Have you ever dabbled with unsupervised text/document classification with LDA or pLSI ?

Ravi

Sujit Pal said...

Thanks Ravi, I am just learning this stuff myself, I write it down so I can refer back to them later...something like my own internet-enabled cheat sheet :-).

I have played with LSI but I found it to be too memory intensive for any real work...but I do plan to revisit it via some data mining libraries in the future.

Anonymous said...

Well, to save you time, LSI and LDA sucks when it comes to phrase extraction, especially LDA (As you should look for a sampling method to approximate it, which is BTW memory expensive).

In this context i would like to ask if it possible to use more than 1.5 GB RAM on JVM ? I have 4 GB ram, but unfortunatly because JVM i couldn't extend the maximum memory limit to more than 1.5 GB RAM. IF anyone have an idea please post ;-)

Unknown said...

Hi Salmon.
I can't understand usage of chi square test, can you explain few moments ?
1. In all chi square descriptions: chi square test reject H0 hypothesys if result X^2 value more then critical, in other words this mean that difference between observed result and expected distribution is very great.
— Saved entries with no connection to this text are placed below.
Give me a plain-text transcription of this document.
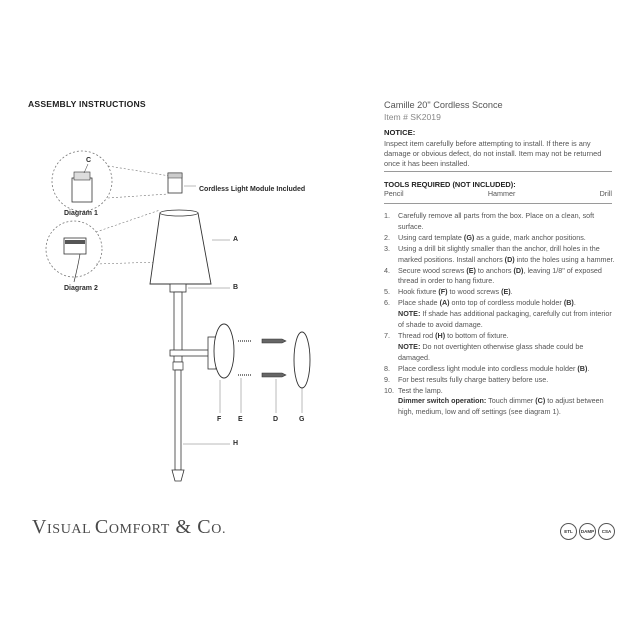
ASSEMBLY INSTRUCTIONS
C
Diagram 1
Cordless Light Module Included
A
B
Diagram 2
F E	D	G
H
Camille 20" Cordless Sconce
Item # SK2019
NOTICE:
Inspect item carefully before attempting to install. If there is any damage or obvious defect, do not install. Item may not be returned once it has been installed.
TOOLS REQUIRED (NOT INCLUDED):
Pencil	Hammer	Drill
1. Carefully remove all parts from the box. Place on a clean, soft surface.
2. Using card template (G) as a guide, mark anchor positions.
3. Using a drill bit slightly smaller than the anchor, drill holes in the marked positions. Install anchors (D) into the holes using a hammer.
4. Secure wood screws (E) to anchors (D), leaving 1/8" of exposed thread in order to hang fixture.
5. Hook fixture (F) to wood screws (E).
6. Place shade (A) onto top of cordless module holder (B).
NOTE: If shade has additional packaging, carefully cut from interior of shade to avoid damage.
7. Thread rod (H) to bottom of fixture.
NOTE: Do not overtighten otherwise glass shade could be damaged.
8. Place cordless light module into cordless module holder (B).
9. For best results fully charge battery before use.
10. Test the lamp.
Dimmer switch operation: Touch dimmer (C) to adjust between high, medium, low and off settings (see diagram 1).
VISUAL COMFORT & CO.	ETL	DAMP	CSA
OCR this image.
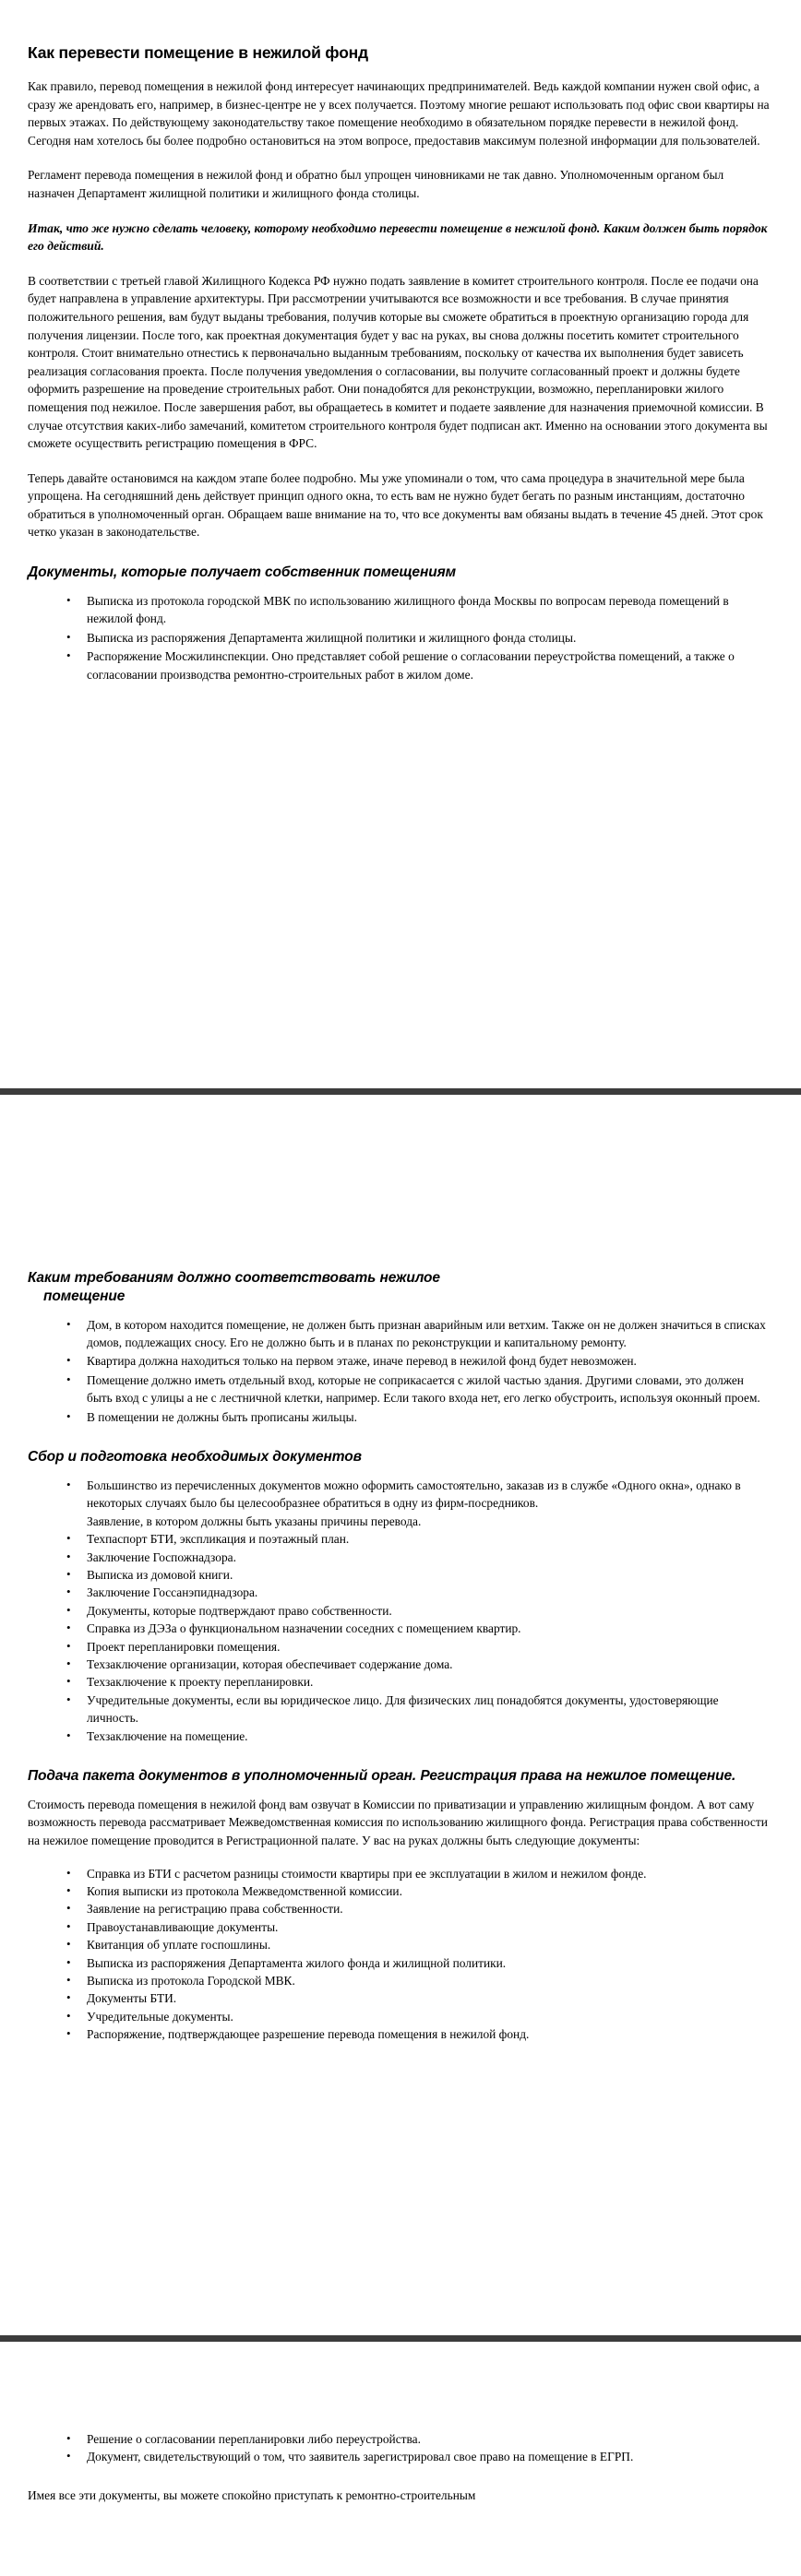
Как перевести помещение в нежилой фонд

Как правило, перевод помещения в нежилой фонд интересует начинающих предпринимателей. Ведь каждой компании нужен свой офис, а сразу же арендовать его, например, в бизнес-центре не у всех получается. Поэтому многие решают использовать под офис свои квартиры на первых этажах. По действующему законодательству такое помещение необходимо в обязательном порядке перевести в нежилой фонд. Сегодня нам хотелось бы более подробно остановиться на этом вопросе, предоставив максимум полезной информации для пользователей.

Регламент перевода помещения в нежилой фонд и обратно был упрощен чиновниками не так давно. Уполномоченным органом был назначен Департамент жилищной политики и жилищного фонда столицы.

Итак, что же нужно сделать человеку, которому необходимо перевести помещение в нежилой фонд. Каким должен быть порядок его действий.

В соответствии с третьей главой Жилищного Кодекса РФ нужно подать заявление в комитет строительного контроля. После ее подачи она будет направлена в управление архитектуры. При рассмотрении учитываются все возможности и все требования. В случае принятия положительного решения, вам будут выданы требования, получив которые вы сможете обратиться в проектную организацию города для получения лицензии. После того, как проектная документация будет у вас на руках, вы снова должны посетить комитет строительного контроля. Стоит внимательно отнестись к первоначально выданным требованиям, поскольку от качества их выполнения будет зависеть реализация согласования проекта. После получения уведомления о согласовании, вы получите согласованный проект и должны будете оформить разрешение на проведение строительных работ. Они понадобятся для реконструкции, возможно, перепланировки жилого помещения под нежилое. После завершения работ, вы обращаетесь в комитет и подаете заявление для назначения приемочной комиссии. В случае отсутствия каких-либо замечаний, комитетом строительного контроля будет подписан акт. Именно на основании этого документа вы сможете осуществить регистрацию помещения в ФРС.

Теперь давайте остановимся на каждом этапе более подробно. Мы уже упоминали о том, что сама процедура в значительной мере была упрощена. На сегодняшний день действует принцип одного окна, то есть вам не нужно будет бегать по разным инстанциям, достаточно обратиться в уполномоченный орган. Обращаем ваше внимание на то, что все документы вам обязаны выдать в течение 45 дней. Этот срок четко указан в законодательстве.

Документы, которые получает собственник помещениям
• Выписка из протокола городской МВК по использованию жилищного фонда Москвы по вопросам перевода помещений в нежилой фонд.
• Выписка из распоряжения Департамента жилищной политики и жилищного фонда столицы.
• Распоряжение Мосжилинспекции. Оно представляет собой решение о согласовании переустройства помещений, а также о согласовании производства ремонтно-строительных работ в жилом доме.
Каким требованиям должно соответствовать нежилое
помещение
• Дом, в котором находится помещение, не должен быть признан аварийным или ветхим. Также он не должен значиться в списках домов, подлежащих сносу. Его не должно быть и в планах по реконструкции и капитальному ремонту.
• Квартира должна находиться только на первом этаже, иначе перевод в нежилой фонд будет невозможен.
• Помещение должно иметь отдельный вход, которые не соприкасается с жилой частью здания. Другими словами, это должен быть вход с улицы а не с лестничной клетки, например. Если такого входа нет, его легко обустроить, используя оконный проем.
• В помещении не должны быть прописаны жильцы.
Сбор и подготовка необходимых документов
• Большинство из перечисленных документов можно оформить самостоятельно, заказав из в службе «Одного окна», однако в некоторых случаях было бы целесообразнее обратиться в одну из фирм-посредников.
Заявление, в котором должны быть указаны причины перевода.
• Техпаспорт БТИ, экспликация и поэтажный план.
• Заключение Госпожнадзора.
• Выписка из домовой книги.
• Заключение Госсанэпиднадзора.
• Документы, которые подтверждают право собственности.
• Справка из ДЭЗа о функциональном назначении соседних с помещением квартир.
• Проект перепланировки помещения.
• Техзаключение организации, которая обеспечивает содержание дома.
• Техзаключение к проекту перепланировки.
• Учредительные документы, если вы юридическое лицо. Для физических лиц понадобятся документы, удостоверяющие личность.
• Техзаключение на помещение.
Подача пакета документов в уполномоченный орган. Регистрация права на нежилое помещение.

Стоимость перевода помещения в нежилой фонд вам озвучат в Комиссии по приватизации и управлению жилищным фондом. А вот саму возможность перевода рассматривает Межведомственная комиссия по использованию жилищного фонда. Регистрация права собственности на нежилое помещение проводится в Регистрационной палате. У вас на руках должны быть следующие документы:

• Справка из БТИ с расчетом разницы стоимости квартиры при ее эксплуатации в жилом и нежилом фонде.
• Копия выписки из протокола Межведомственной комиссии.
• Заявление на регистрацию права собственности.
• Правоустанавливающие документы.
• Квитанция об уплате госпошлины.
• Выписка из распоряжения Департамента жилого фонда и жилищной политики.
• Выписка из протокола Городской МВК.
• Документы БТИ.
• Учредительные документы.
• Распоряжение, подтверждающее разрешение перевода помещения в нежилой фонд.
• Решение о согласовании перепланировки либо переустройства.
• Документ, свидетельствующий о том, что заявитель зарегистрировал свое право на помещение в ЕГРП.

Имея все эти документы, вы можете спокойно приступать к ремонтно-строительным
But in you description you check X^2 > critial, why?
2. You receive very great numbers in test and these values is very depends on count of phrases in corpus: sample n1=5, n2=5, n12=1: for N=1000000 give X^2 ~ 39998, for N = 1000 give ~ 38, how interpret this results? I think that dependency on N isn't correct.

Sujit Pal said...

Answers to your questions, to the best of my (perhaps limited) understanding...

1. In our case H0 = words (w1,w2) are independent. So to determine if (w1,w2) are likely to be together in a phrase, we want to know if they are dependent, ie, we have to disprove H0. Hence the rejection test.
2. I think the dependency on N (total number of words in text being analyzed) is correct. So the larger the value of N, the higher must be the value of n12 for H0 to be rejected.

The algorithm is not mine (in the post I have a link to a page which shows its use in an engineering context), so chances of it being wrong is low :-).

Srijith said...

Hi..Sujit..Great piece of code..
I have developed a program to create Bigrams using the Likelihood ratio.How can i specify a particular threshold or how can i determine the most appropriate bigrams for my process??

Sujit Pal said...

Thanks Srijith. I don't know of any way other than to eyeball the results and select a cutoff. While this involves a manual step, its less work than finding the bigrams manually. There may be other better ways though.